Stop ai “contratti pirata” per evitare effetto “dumping”
Con la Circolare n. 3/2018 dell’Ispettorato Nazionale del Lavoro, è stato nuovamente chiarito quello che è l’orientamento degli ispettori del lavoro laddove le aziende non applichino i contratti collettivi sottoscritti da organizzazioni comparativamente più rappresentative sul piano nazionale.
L’intervento di prassi non lascia spazio ad interpretazioni fuorvianti: i contratti collettivi che non godono della “maggiore rappresentatività” in termini comparativi, e quindi non sottoscritti dalle oo.ss. più rappresentativi (CGIL, CISL e UIL), perdono ogni efficacia.

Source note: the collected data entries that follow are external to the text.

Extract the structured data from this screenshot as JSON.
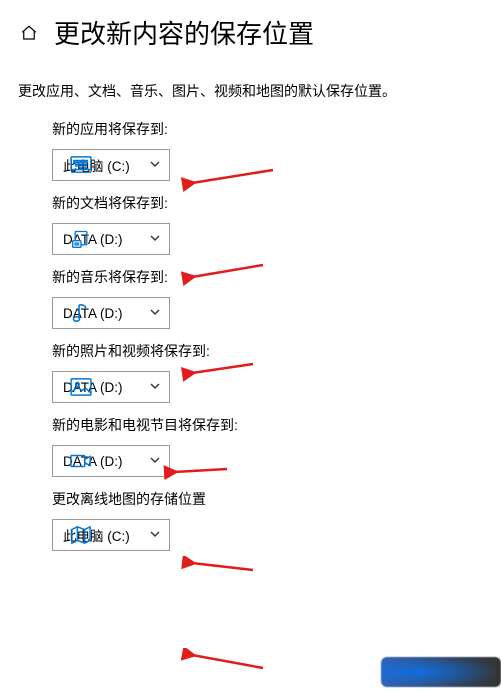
{
  "header": {
    "title": "更改新内容的保存位置"
  },
  "subheader": "更改应用、文档、音乐、图片、视频和地图的默认保存位置。",
  "sections": [
    {
      "label": "新的应用将保存到:",
      "value": "此电脑 (C:)",
      "icon": "apps-icon"
    },
    {
      "label": "新的文档将保存到:",
      "value": "DATA (D:)",
      "icon": "documents-icon"
    },
    {
      "label": "新的音乐将保存到:",
      "value": "DATA (D:)",
      "icon": "music-icon"
    },
    {
      "label": "新的照片和视频将保存到:",
      "value": "DATA (D:)",
      "icon": "photos-icon"
    },
    {
      "label": "新的电影和电视节目将保存到:",
      "value": "DATA (D:)",
      "icon": "movies-icon"
    },
    {
      "label": "更改离线地图的存储位置",
      "value": "此电脑 (C:)",
      "icon": "maps-icon"
    }
  ],
  "accent": "#0078D7"
}
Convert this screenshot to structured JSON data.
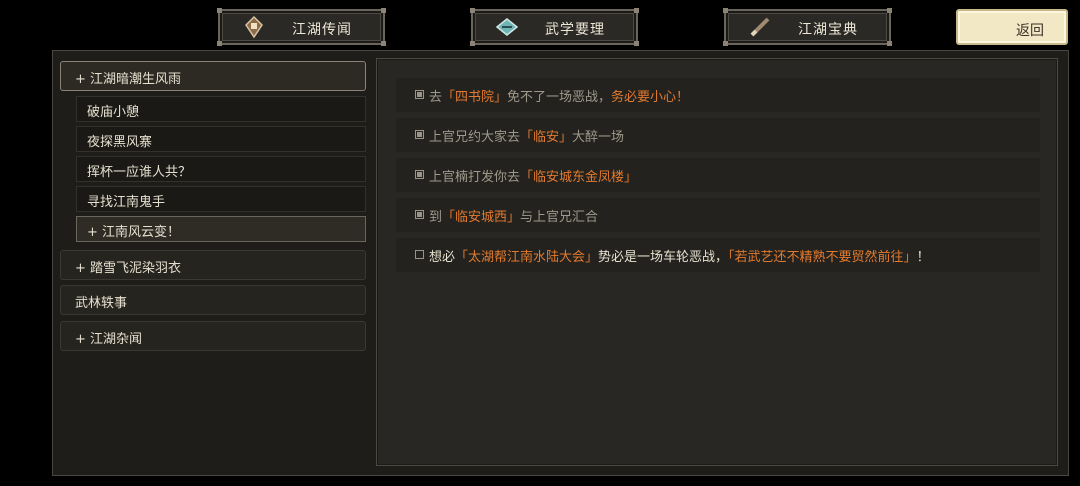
{
  "tabs": [
    {
      "label": "江湖传闻",
      "icon": "scroll-icon"
    },
    {
      "label": "武学要理",
      "icon": "manual-icon"
    },
    {
      "label": "江湖宝典",
      "icon": "brush-icon"
    }
  ],
  "back_button": {
    "label": "返回"
  },
  "colors": {
    "highlight": "#e27a2f",
    "text_done": "#9f998c",
    "text_normal": "#e6e0cf"
  },
  "categories": [
    {
      "label": "+ 江湖暗潮生风雨",
      "subitems": [
        "破庙小憩",
        "夜探黑风寨",
        "挥杯一应谁人共？",
        "寻找江南鬼手",
        "+ 江南风云变！"
      ]
    },
    {
      "label": "+ 踏雪飞泥染羽衣"
    },
    {
      "label": "武林轶事"
    },
    {
      "label": "+ 江湖杂闻"
    }
  ],
  "tasks": [
    {
      "done": true,
      "parts": [
        "去",
        "「四书院」",
        "免不了一场恶战，",
        "务必要小心！",
        ""
      ]
    },
    {
      "done": true,
      "parts": [
        "上官兄约大家去",
        "「临安」",
        "大醉一场",
        "",
        ""
      ]
    },
    {
      "done": true,
      "parts": [
        "上官楠打发你去",
        "「临安城东金凤楼」",
        "",
        "",
        ""
      ]
    },
    {
      "done": true,
      "parts": [
        "到",
        "「临安城西」",
        "与上官兄汇合",
        "",
        ""
      ]
    },
    {
      "done": false,
      "parts": [
        "想必",
        "「太湖帮江南水陆大会」",
        "势必是一场车轮恶战，",
        "「若武艺还不精熟不要贸然前往」",
        "！"
      ]
    }
  ]
}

Attenzione. Ciò significa che laddove un’impresa applica un CCNL non maggiormente rappresentativo, in sede di accertamento, il personale ispettivo può adottare una serie di provvedimenti, come per esempio il recupero di eventuali benefici contributivi fruiti per quel determinato rapporto di lavoro ritenuto appunto irregolare.
Validi solo i CCNL “leader” – Il chiarimento dell’INL si è reso necessario a seguito di alcune segnalazioni che evidenziano specifiche problematiche legate alla mancata applicazione dei contratti collettivi sottoscritti dalle organizzazioni comparativamente più rappresentative sul piano nazionale.
Il cambio di rotta si è avuto con il D.Lgs. n. 81/2015, ed in particolare all’art. 51, il quale stabilisce espressamente che “salvo diversa previsione, ai fini del presente decreto, per contratti collettivi si intendono i contratti collettivi nazionali, territoriali o aziendali stipulati da associazioni sindacali comparativamente più rappresentative sul piano nazionale e i contratti collettivi aziendali stipulati dalle loro rappresentanze sindacali aziendali ovvero dalla rappresentanza sindacale unitaria”.
Nel tutelare le aziende dal sempre più frequente fenomeno del “dumping”, spingendo le stesse ad applicare solo i c.d. “contratti leader”, l’INL motiva tale decisione ricordando che l’ordinamento riserva l’applicazione di determinate discipline subordinatamente alla sottoscrizione o applicazione di contratti collettivi dotati del requisito della maggiore rappresentatività in termini comparativi. Infatti, in materia di contratti di prossimità (art. 8 del D.L. n. 138/2011), eventuali contratti sottoscritti da soggetti non “abilitati” non possono evidentemente produrre effetti derogatori, come prevede il Legislatore, “alle disposizioni di legge (…) ed alle relative regolamentazioni contenute nei contratti collettivi nazionali di lavoro”.
Conseguenze – Quali conseguenze porta la mancata applicazione dei contratti collettivi sottoscritti da organizzazioni comparativamente più rappresentative sul piano nazionale?
Ebbene, in sede di accertamento, il personale ispettivo dovrà considerare come del tutto inefficaci detti contratti, adottando i conseguenti provvedimenti (recuperi contributivi, diffide accertative ecc.). Difatti:
l’applicazione di contratti collettivi sottoscritti da organizzazioni comparativamente più rappresentative sul piano nazionale è indispensabile per il godimento di “benefici normativi e contributivi”, così come stabilito dall’art. 1, comma 1175, L. n. 296/2006;
ma non solo, esso rappresenta il parametro ai fini del calcolo della contribuzione dovuta, indipendentemente dal CCNL applicato ai fini retributivi, secondo quanto prevede l’art. 1, comma 1, del D.L. n. 338/1989 unitamente all’art. 2, comma 25, della L. n. 549/1995.
Pertanto ogniqualvolta, all’interno del medesimo Decreto, si rimette alla “contrattazione collettiva” il compito di integrare la disciplina delle tipologie contrattuali, gli interventi di contratti privi del requisito della maggiore rappresentatività in termini comparativi non hanno alcuna efficacia.
Ciò può avvenire, per esempio, in relazione al contratto di lavoro intermittente, al contratto a tempo determinato o a quello di apprendistato. Ne consegue che, laddove il datore di lavoro abbia applicato una disciplina dettata da un contratto collettivo che non è quello stipulato dalle organizzazioni comparativamente più rappresentative, gli effetti derogatori o di integrazione della disciplina normativa non possono trovare applicazione. Ciò potrà comportare la mancata applicazione degli istituti di flessibilità previsti dal D.Lgs. n. 81/2015 e, a seconda delle ipotesi, anche la “trasformazione” del rapporto di lavoro in quella che, ai sensi dello stesso Decreto, costituisce “la forma comune di rapporto di lavoro”, ossia il contratto di lavoro subordinato a tempo indeterminato.